Sonuç olarak, din insanın önünde keşfetmek için bir engel olmamalı. İnanırsınız ya da inanmazsınız bilim tüm bu kavgadan ve tartışmadan uzak olarak insanlığın gelişimi için zorunluluktur. Nitekim bugün Mars'a giden insanoğlu, 100 yıl sonra evrenin oluşumunu keşfedebilir, tüm inanç ve bilim değerleri kökünden değişebilir. Önemli olan sorgulamak ve neden varolduğumuzu anlamaya çalışmaktır. İster dindar olun ister dindiz. Orada biryerde bir cevap varsa ve insanlık bunu araştırıyorsa bu neden günah olsunki?

Ancak tüm bunlarla beraber kişisel fikrim olarak şunu da belirtlemeliyim, bildiklerimiz ve bileceklerimiz yalnızca bilimle yalanlanabilir. Çünkü bilim, sürekli kendini yenileyen ve yeni yöntemler geliştiren bir gerekliliktir. İnanç tamamen bunun dışındadır çünkü inanç insanın hissetttiği ve sorgulamadığı ayrı bir olgudur ve kişisel olarak başkaları adına sorgulanamaz.

Şahsı fikrim olarak birgün dinler yalanlanır mı diye sorarsanız? Buna cevap vermemeyi tercih ederim...


NOT: Lüften dinlere hakaret etmeden ve kimseye küfür etmeden yorum yazınız. Küfürlü ve aşağılayıcı yorumlar yayınlanmayacaktır. Ayrıca karşı görüşler varsa saygı çerçevesinde paylaşın yayınlayalım. Hatta kendi isminizle sitede ayrı bir yazı olarak paylaşalım.
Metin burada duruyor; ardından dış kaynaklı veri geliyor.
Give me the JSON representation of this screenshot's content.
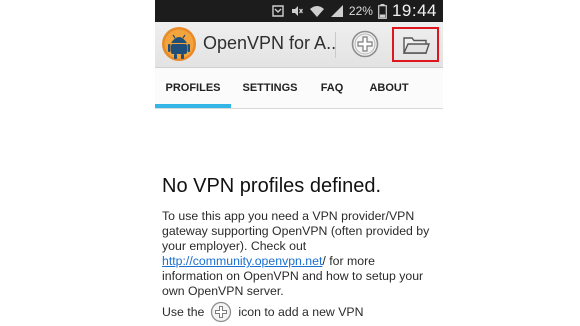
{
  "status_bar": {
    "battery_percent": "22%",
    "time": "19:44",
    "icons": [
      "notification-icon",
      "mute-icon",
      "wifi-icon",
      "signal-icon",
      "battery-icon"
    ]
  },
  "action_bar": {
    "app_icon": "openvpn-android-icon",
    "title": "OpenVPN for A..",
    "add_icon": "add-circle-icon",
    "import_icon": "folder-icon",
    "import_highlight_color": "#e0161e"
  },
  "tabs": [
    {
      "label": "PROFILES",
      "selected": true
    },
    {
      "label": "SETTINGS",
      "selected": false
    },
    {
      "label": "FAQ",
      "selected": false
    },
    {
      "label": "ABOUT",
      "selected": false
    }
  ],
  "tab_accent_color": "#33b5e5",
  "content": {
    "empty_title": "No VPN profiles defined.",
    "desc_before_link": "To use this app you need a VPN provider/VPN gateway supporting OpenVPN (often provided by your employer). Check out ",
    "link_text": "http://community.openvpn.net",
    "desc_after_link": "/ for more information on OpenVPN and how to setup your own OpenVPN server.",
    "use_before": "Use the",
    "use_after": "icon to add a new VPN"
  }
}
Sadece özgür olun (dindar yada dinsiz)

Bazı sözler (dindar ve dindiz yaklaşımlar)



  • Evren yaratılmış bir şey değildir. eğer yaratılmış olsaydı, o takdirde evren’in tanrı tarafından belli bir anda yaratılmış olması ve evren’in yoktan var edilmiş olması gerekirdi. yaratılışı kabul edebilmek için her şeyden önce evren’in var olmadığı bir anın varlığını, sonra da hiçlikten (yokluktan) bir şeyin çıkmış olduğunu kabul etmek gerekir. 


-Georges Politzer-


  • Bilim adamlarının kesinliği yok ama delilleri var. yaratılışçıların delilleri yok ama kesinliği var. 


-Ashley Montagu-


  • Özgür bir adam için doğanın güzelliklerini ve Allah’ın sonsuz aklını ve yüceliğini düşünmekten daha değerli bir şey olamaz


-John Ray-


  • Doğayı ne kadar çok incelersem, Yaratıcı’nın eserleri karşısında inancım o kadar çok artıyor


-Louis Pasteur-


  • Bir ara ateist olmak istedim, hiç tatillerinin olmadığını öğrenince vazgeçtim.



-Henny Youngman-



  • Kiliseler hiçbir zaman insanların özgürlüklerinin koruyuculuğunu yapmamıştır.